Неудачный удар, клинок сломался. Эвелин билась о капот, колотила кулаками в ветровое стекло. Веки покраснели от слез. Глаза горели безумным огнем.
– Почему ты пришел сюда?! Я все знаю! Все! Я слышала, как ты говорил, что любишь ее, любишь! Я слышала тебя!
Голд попытался подать назад, но Эвелин цеплялась за машину.
– Куда ты направляешься, назад, к своей шварце? Назад к своей черной шлюхе?
– Чего тебе надо?!
– Я все знаю, все! Она сказала – ей девятнадцать! – швырнула она самое страшное обвинение. – Девятнадцать, ублюдок!
Маленькая Уэнди, круглолицая и перепуганная, похожая на Винни Пуха в своей пижамке, подглядывала из-за двери.
Боже, Боже мой.
– Девятнадцать! Девятнадцать! Я слышал тебя-яяя...
Много, много позже Голд сумел, отважился собрать эти отрывки воедино, разобраться в них.

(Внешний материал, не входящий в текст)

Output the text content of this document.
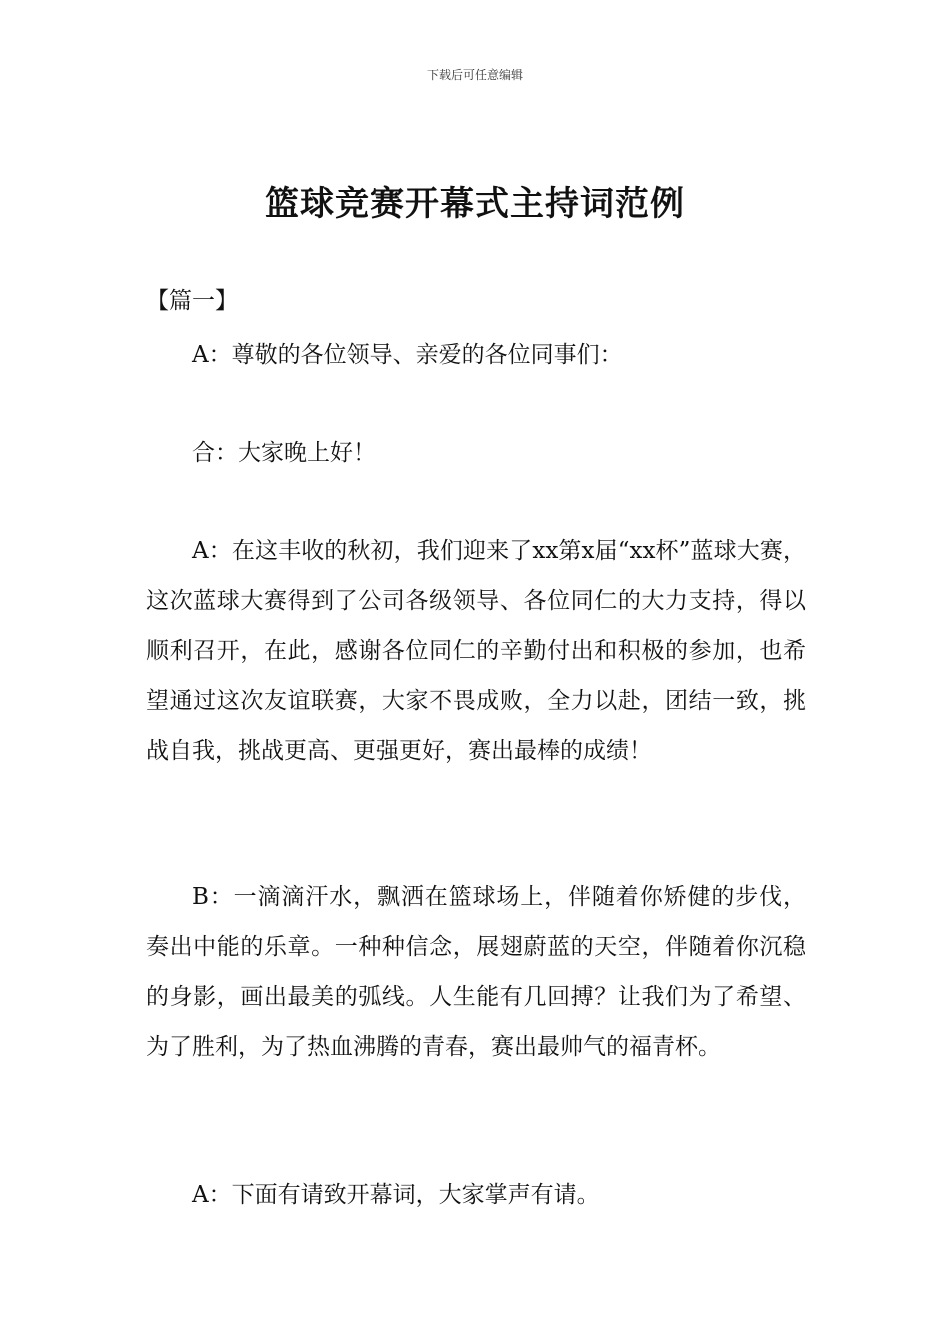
下载后可任意编辑
篮球竞赛开幕式主持词范例
【篇一】

A：尊敬的各位领导、亲爱的各位同事们：

合：大家晚上好！

A：在这丰收的秋初，我们迎来了xx第x届“xx杯”蓝球大赛，这次蓝球大赛得到了公司各级领导、各位同仁的大力支持，得以顺利召开，在此，感谢各位同仁的辛勤付出和积极的参加，也希望通过这次友谊联赛，大家不畏成败，全力以赴，团结一致，挑战自我，挑战更高、更强更好，赛出最棒的成绩！

B：一滴滴汗水，飘洒在篮球场上，伴随着你矫健的步伐，奏出中能的乐章。一种种信念，展翅蔚蓝的天空，伴随着你沉稳的身影，画出最美的弧线。人生能有几回搏？让我们为了希望、为了胜利，为了热血沸腾的青春，赛出最帅气的福青杯。

A：下面有请致开幕词，大家掌声有请。
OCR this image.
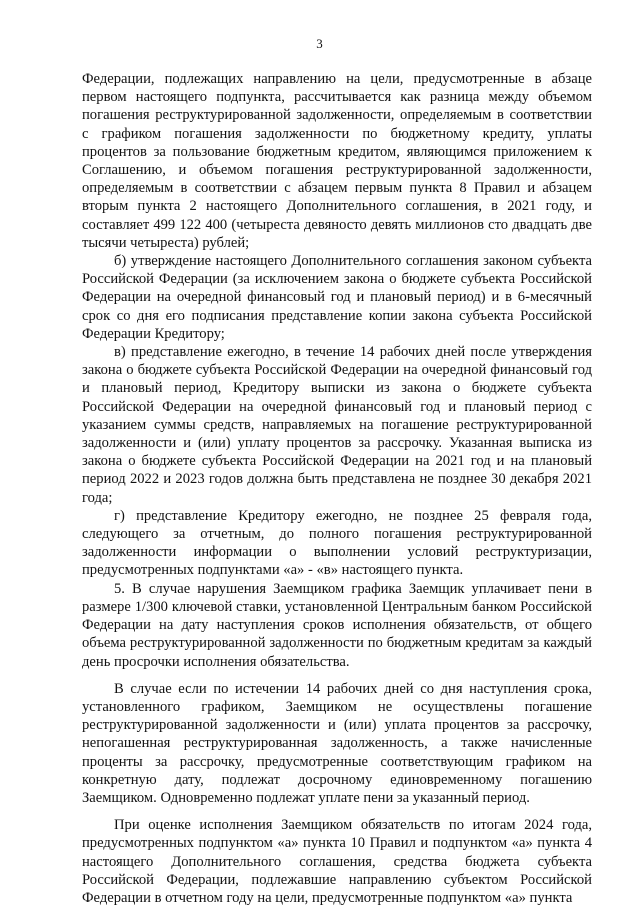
3

Федерации, подлежащих направлению на цели, предусмотренные в абзаце первом настоящего подпункта, рассчитывается как разница между объемом погашения реструктурированной задолженности, определяемым в соответствии с графиком погашения задолженности по бюджетному кредиту, уплаты процентов за пользование бюджетным кредитом, являющимся приложением к Соглашению, и объемом погашения реструктурированной задолженности, определяемым в соответствии с абзацем первым пункта 8 Правил и абзацем вторым пункта 2 настоящего Дополнительного соглашения, в 2021 году, и составляет 499 122 400 (четыреста девяносто девять миллионов сто двадцать две тысячи четыреста) рублей;

б) утверждение настоящего Дополнительного соглашения законом субъекта Российской Федерации (за исключением закона о бюджете субъекта Российской Федерации на очередной финансовый год и плановый период) и в 6-месячный срок со дня его подписания представление копии закона субъекта Российской Федерации Кредитору;

в) представление ежегодно, в течение 14 рабочих дней после утверждения закона о бюджете субъекта Российской Федерации на очередной финансовый год и плановый период, Кредитору выписки из закона о бюджете субъекта Российской Федерации на очередной финансовый год и плановый период с указанием суммы средств, направляемых на погашение реструктурированной задолженности и (или) уплату процентов за рассрочку. Указанная выписка из закона о бюджете субъекта Российской Федерации на 2021 год и на плановый период 2022 и 2023 годов должна быть представлена не позднее 30 декабря 2021 года;

г) представление Кредитору ежегодно, не позднее 25 февраля года, следующего за отчетным, до полного погашения реструктурированной задолженности информации о выполнении условий реструктуризации, предусмотренных подпунктами «а» - «в» настоящего пункта.

5. В случае нарушения Заемщиком графика Заемщик уплачивает пени в размере 1/300 ключевой ставки, установленной Центральным банком Российской Федерации на дату наступления сроков исполнения обязательств, от общего объема реструктурированной задолженности по бюджетным кредитам за каждый день просрочки исполнения обязательства.

В случае если по истечении 14 рабочих дней со дня наступления срока, установленного графиком, Заемщиком не осуществлены погашение реструктурированной задолженности и (или) уплата процентов за рассрочку, непогашенная реструктурированная задолженность, а также начисленные проценты за рассрочку, предусмотренные соответствующим графиком на конкретную дату, подлежат досрочному единовременному погашению Заемщиком. Одновременно подлежат уплате пени за указанный период.

При оценке исполнения Заемщиком обязательств по итогам 2024 года, предусмотренных подпунктом «а» пункта 10 Правил и подпунктом «а» пункта 4 настоящего Дополнительного соглашения, средства бюджета субъекта Российской Федерации, подлежавшие направлению субъектом Российской Федерации в отчетном году на цели, предусмотренные подпунктом «а» пункта
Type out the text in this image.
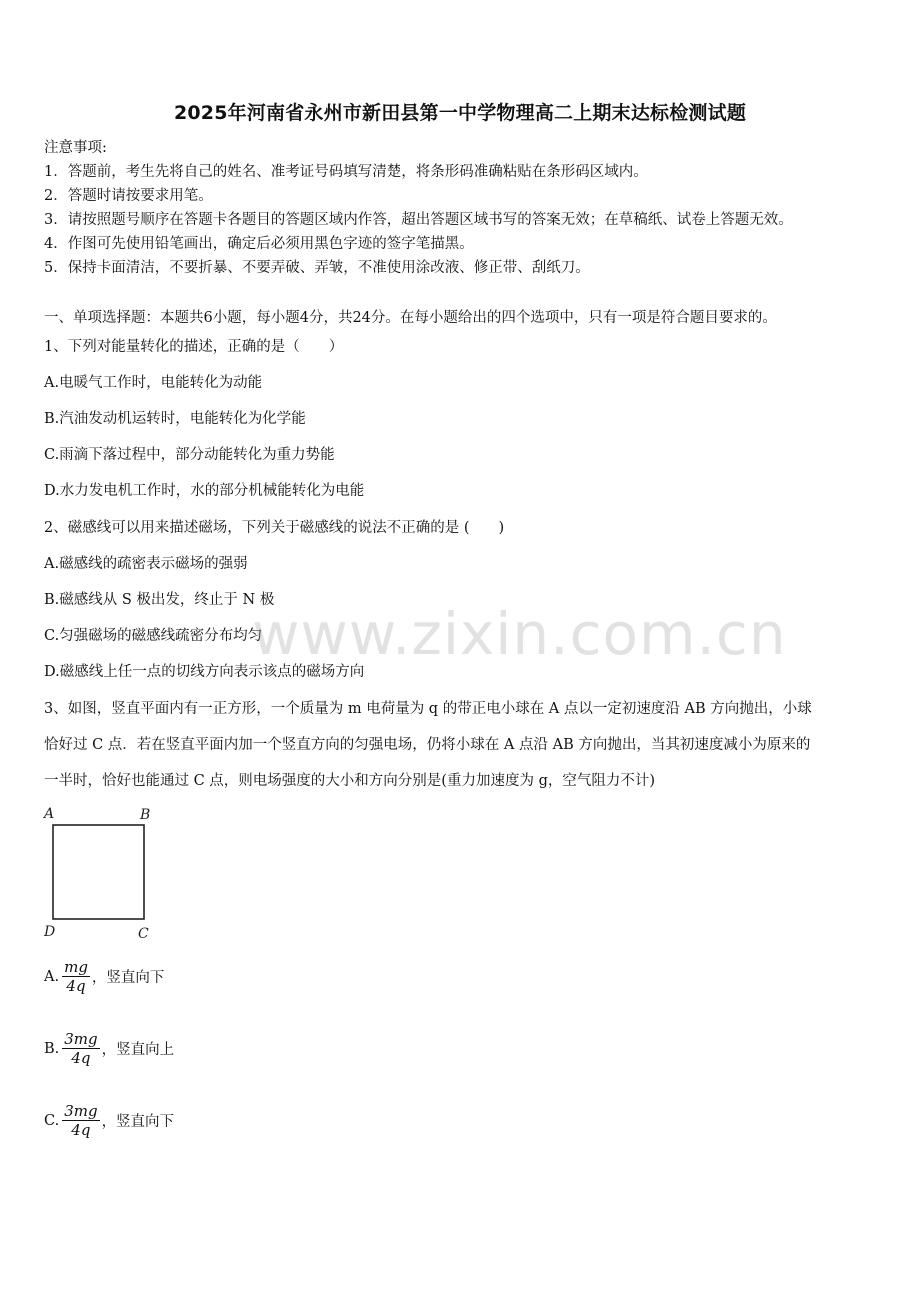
2025年河南省永州市新田县第一中学物理高二上期末达标检测试题
注意事项:
1．答题前，考生先将自己的姓名、准考证号码填写清楚，将条形码准确粘贴在条形码区域内。
2．答题时请按要求用笔。
3．请按照题号顺序在答题卡各题目的答题区域内作答，超出答题区域书写的答案无效；在草稿纸、试卷上答题无效。
4．作图可先使用铅笔画出，确定后必须用黑色字迹的签字笔描黑。
5．保持卡面清洁，不要折暴、不要弄破、弄皱，不准使用涂改液、修正带、刮纸刀。
一、单项选择题：本题共6小题，每小题4分，共24分。在每小题给出的四个选项中，只有一项是符合题目要求的。
1、下列对能量转化的描述，正确的是（　　）
A.电暖气工作时，电能转化为动能
B.汽油发动机运转时，电能转化为化学能
C.雨滴下落过程中，部分动能转化为重力势能
D.水力发电机工作时，水的部分机械能转化为电能
2、磁感线可以用来描述磁场，下列关于磁感线的说法不正确的是 (　　)
A.磁感线的疏密表示磁场的强弱
B.磁感线从 S 极出发，终止于 N 极
C.匀强磁场的磁感线疏密分布均匀
D.磁感线上任一点的切线方向表示该点的磁场方向
www.zixin.com.cn
3、如图，竖直平面内有一正方形，一个质量为 m 电荷量为 q 的带正电小球在 A 点以一定初速度沿 AB 方向抛出，小球
恰好过 C 点．若在竖直平面内加一个竖直方向的匀强电场，仍将小球在 A 点沿 AB 方向抛出，当其初速度减小为原来的
一半时，恰好也能通过 C 点，则电场强度的大小和方向分别是(重力加速度为 g，空气阻力不计)
A	B
D	C
A. $\frac{mg}{4q}$ ，竖直向下
B. $\frac{3mg}{4q}$ ，竖直向上
C. $\frac{3mg}{4q}$ ，竖直向下
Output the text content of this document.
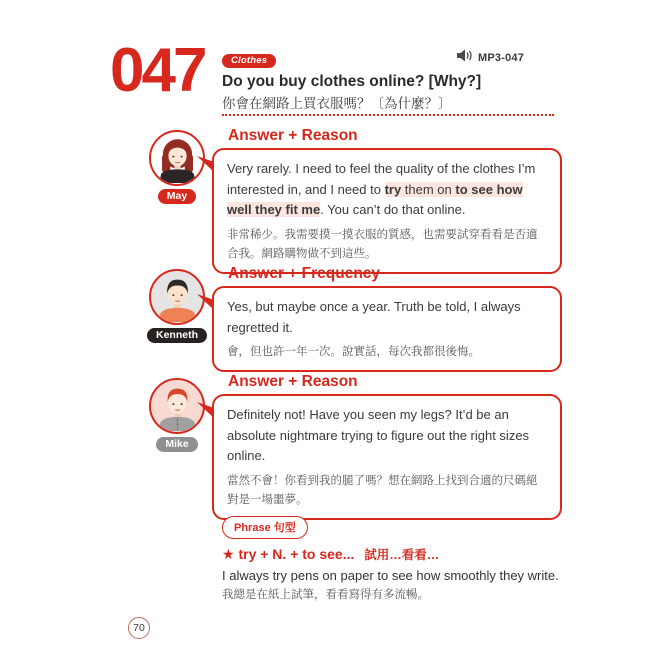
047	Clothes
Do you buy clothes online? [Why?]
你會在網路上買衣服嗎？〔為什麼？〕
MP3-047
Answer + Reason
May

Very rarely. I need to feel the quality of the clothes I’m interested in, and I need to try them on to see how well they fit me. You can’t do that online.

非常稀少。我需要摸一摸衣服的質感，也需要試穿看看是否適合我。網路購物做不到這些。

Answer + Frequency
Kenneth

Yes, but maybe once a year. Truth be told, I always regretted it.

會，但也許一年一次。說實話，每次我都很後悔。

Answer + Reason
Mike

Definitely not! Have you seen my legs? It’d be an absolute nightmare trying to figure out the right sizes online.

當然不會！你看到我的腿了嗎？想在網路上找到合適的尺碼絕對是一場噩夢。

Phrase 句型
★ try + N. + to see... 試用…看看…
I always try pens on paper to see how smoothly they write.
我總是在紙上試筆，看看寫得有多流暢。
70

Пока он спал, Анжелика пошла в ванную и сделала себе еще один, последний укол, а потом, одурманенная, присела на край кровати и позвонила к нему домой. Каким образом, как давно узнала она номер – этого он так никогда и не узнал. Анжелика рассказала все, все о них двоих.
И Эвелин слушала, с ужасом, но не в силах оторваться, как подсудимый слушает смертный приговор. Потом Кэрол пересказала ему ночные откровения сестры. Анжелика подробно изложила, как они встретились, как долго были любовниками. Как часто трахались. Как хорошо трахались. В разных позициях. И какие ему нравились больше. Как сильно они любили друг друга. Как он дождаться не мог, как бы сбежать от Эвелин, как вырваться к ней, к ее рукам, рту, к ее сладкой попке. Как им удавалось путешествовать по выходным – в Санта-Барбару, Вегас, Палм-Спрингс, а Эвелин думала, он работает внеурочно. И как они не вылезали из постели, даже поесть им присылали. Как любил он ее темные, вьющиеся волосики, как любил зарываться в них лицом, нюхать ее там. А когда он кончал, она просовывала пальчик ему в анус, кончик пальца...
Глубокая ночь. Голд неуклюже поднялся с кресла. Бутыль «Джонни Уолкера» покатилась по полу, янтарные брызги рассыпались по зеленому ковру. Рыдал саксофон, автоматический диск проигрывал пластинку снова и снова.
Он не дошел до ванной, на полпути его вырвало на рубашку. Прижав руки ко рту, он кинулся к унитазу, стал на колени на кафельный пол. Его вырвало опять, вырвало горьким алкоголем и горькими воспоминаниями. И все закружилось в водовороте.